Standardization Method

Select a method for standardization using PROC STDIZE.

Since variables with large variances tend to have more effect on the distance measure than those with small variances, it is recommended that you standardize the variables before the computation of the distance measure.

The following table summarizes standardization methods:

Method

Description

STD

Standardizes values to the mean with a scale equivalent to the standard deviation.

MEAN

Standardizes values to the mean with a scale equivalent to one (1).

MEDIAN

Standardizes values to the median with a scale equivalent to one (1).

SUM

Standardizes values to zero (0) with a scale equivalent to the sum of the values.

EUCLEN

Standardizes values to zero (0) with a scale equivalent to the Euclidean length.

USTD

Standardizes values to zero (0) with a scale equivalent to the standard deviation about the origin.

RANGE

Standardizes values to the minimal value with a scale equivalent to the range of the values.

MIDRANGE

Standardizes values to the midrange value with a scale equivalent to the range of the values divided by two (2).

MAXABS

Standardizes values to zero (0) with a scale equivalent to the maximum absolute value.

IQR

Standardizes values to the median with a scale equivalent to the interquartile range.

MAD

Standardizes values to the median with a scale equivalent to the mean absolute deviation from the median.

ABW(4.685)

Standardizes values to the biweight 1-step M-estimate with a scale equivalent to the biweight A-estimate.
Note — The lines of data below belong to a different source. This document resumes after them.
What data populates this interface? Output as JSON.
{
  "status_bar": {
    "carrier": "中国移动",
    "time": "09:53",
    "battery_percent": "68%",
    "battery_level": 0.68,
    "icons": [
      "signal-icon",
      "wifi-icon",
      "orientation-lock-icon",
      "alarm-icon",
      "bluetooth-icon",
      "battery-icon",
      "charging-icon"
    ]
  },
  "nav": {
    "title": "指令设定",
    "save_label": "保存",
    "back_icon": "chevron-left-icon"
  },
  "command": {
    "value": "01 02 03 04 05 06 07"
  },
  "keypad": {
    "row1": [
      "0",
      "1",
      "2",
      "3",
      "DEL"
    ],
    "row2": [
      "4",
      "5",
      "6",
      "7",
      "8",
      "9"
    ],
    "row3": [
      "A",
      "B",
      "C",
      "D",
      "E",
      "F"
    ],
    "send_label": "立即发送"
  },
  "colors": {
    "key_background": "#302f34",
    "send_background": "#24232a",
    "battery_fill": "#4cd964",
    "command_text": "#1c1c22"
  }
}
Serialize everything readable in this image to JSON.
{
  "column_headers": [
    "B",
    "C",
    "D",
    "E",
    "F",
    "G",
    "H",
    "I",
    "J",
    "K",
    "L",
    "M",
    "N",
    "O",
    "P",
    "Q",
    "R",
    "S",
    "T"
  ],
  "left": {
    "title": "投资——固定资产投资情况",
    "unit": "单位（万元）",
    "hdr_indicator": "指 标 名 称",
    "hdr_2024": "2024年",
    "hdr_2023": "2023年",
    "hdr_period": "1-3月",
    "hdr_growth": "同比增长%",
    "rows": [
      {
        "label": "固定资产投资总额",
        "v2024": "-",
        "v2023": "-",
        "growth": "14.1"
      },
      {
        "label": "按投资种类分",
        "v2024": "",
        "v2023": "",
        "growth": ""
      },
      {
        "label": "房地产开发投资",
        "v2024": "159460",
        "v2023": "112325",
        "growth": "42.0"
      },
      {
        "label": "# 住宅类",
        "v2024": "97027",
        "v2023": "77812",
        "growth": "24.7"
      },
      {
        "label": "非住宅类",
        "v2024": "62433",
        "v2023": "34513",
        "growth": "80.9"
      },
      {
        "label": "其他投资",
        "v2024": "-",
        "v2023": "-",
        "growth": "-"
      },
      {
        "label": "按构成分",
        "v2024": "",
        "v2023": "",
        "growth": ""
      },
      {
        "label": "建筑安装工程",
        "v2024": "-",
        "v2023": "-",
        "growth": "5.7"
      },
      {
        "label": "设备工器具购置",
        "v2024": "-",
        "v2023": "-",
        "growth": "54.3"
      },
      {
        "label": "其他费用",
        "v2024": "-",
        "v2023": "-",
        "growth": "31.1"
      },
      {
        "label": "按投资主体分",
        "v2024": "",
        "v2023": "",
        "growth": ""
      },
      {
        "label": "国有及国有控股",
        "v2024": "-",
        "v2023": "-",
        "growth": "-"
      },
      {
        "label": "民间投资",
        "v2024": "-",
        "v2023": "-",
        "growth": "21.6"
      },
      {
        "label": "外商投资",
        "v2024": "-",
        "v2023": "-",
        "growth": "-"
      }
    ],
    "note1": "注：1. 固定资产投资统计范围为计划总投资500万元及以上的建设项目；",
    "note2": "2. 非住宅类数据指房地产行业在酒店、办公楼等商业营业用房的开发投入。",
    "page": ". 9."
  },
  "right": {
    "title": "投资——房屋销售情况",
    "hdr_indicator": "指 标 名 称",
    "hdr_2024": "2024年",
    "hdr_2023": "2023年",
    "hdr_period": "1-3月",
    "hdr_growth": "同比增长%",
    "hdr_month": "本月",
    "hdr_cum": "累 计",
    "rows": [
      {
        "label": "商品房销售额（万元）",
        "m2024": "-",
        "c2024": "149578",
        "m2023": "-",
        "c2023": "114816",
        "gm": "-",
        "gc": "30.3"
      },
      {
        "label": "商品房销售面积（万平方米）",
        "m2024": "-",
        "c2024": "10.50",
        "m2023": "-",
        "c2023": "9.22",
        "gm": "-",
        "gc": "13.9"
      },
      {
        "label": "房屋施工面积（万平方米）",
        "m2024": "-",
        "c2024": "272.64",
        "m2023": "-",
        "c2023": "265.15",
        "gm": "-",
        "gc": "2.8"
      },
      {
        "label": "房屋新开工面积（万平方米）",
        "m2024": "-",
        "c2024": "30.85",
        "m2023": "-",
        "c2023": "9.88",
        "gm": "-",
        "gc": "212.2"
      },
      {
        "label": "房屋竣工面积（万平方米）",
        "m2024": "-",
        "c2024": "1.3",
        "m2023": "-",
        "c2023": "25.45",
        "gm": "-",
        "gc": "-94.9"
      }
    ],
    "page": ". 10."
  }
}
Note: 4.685 is the default numeric tuning constant used in this method.

AHUBER(1.345)

Standardizes values to the Huber 1-step M-estimate with a scale equivalent to the Huber A-estimate.

Note: 1.345 is the default numeric tuning constant used in this method.

AWAVE(1)

Standardizes values to the mean with a scale equivalent to the Wave A-estimate.

Note: 1 is the default numeric tuning constant used in this method.

AGK(0.1)

Standardizes values to the mean with a scale equivalent to the AGK estimate.

Note: 0.1 is the default numeric constant giving the proportion of pairs to be included in the estimation of the within-cluster variances.

SPACING(0.1)

Standardizes values to the mid-minimum spacing with a scale equivalent to the minimum spacing.

Note: 0.1 is the default numeric constant giving the proportion of data to be contained in the spacing.

L(1)

Standardizes values to the L(1) value with a scale equivalent to the L(1) value.

Note: 0.1 is the default numeric constant specifying the power to which differences are to be raised in computing an L(p) or Minkowski metric.

DATASET

Reads from a SAS data set. The data set must contain either:

a _TYPE_ variable. The observation that contains the location measure corresponds to the value _TYPE_= ’LOCATION’, and the observation that contains the scale measure corresponds to the value _TYPE_= ’SCALE’.
location and scale variables specified by the LOCATION and SCALE statements.

Refer to the SAS Documentation on Standardization Methods for more information.

To Specify a Standardization Method:

8 Select the desired method from the Standardization Method drop-down list.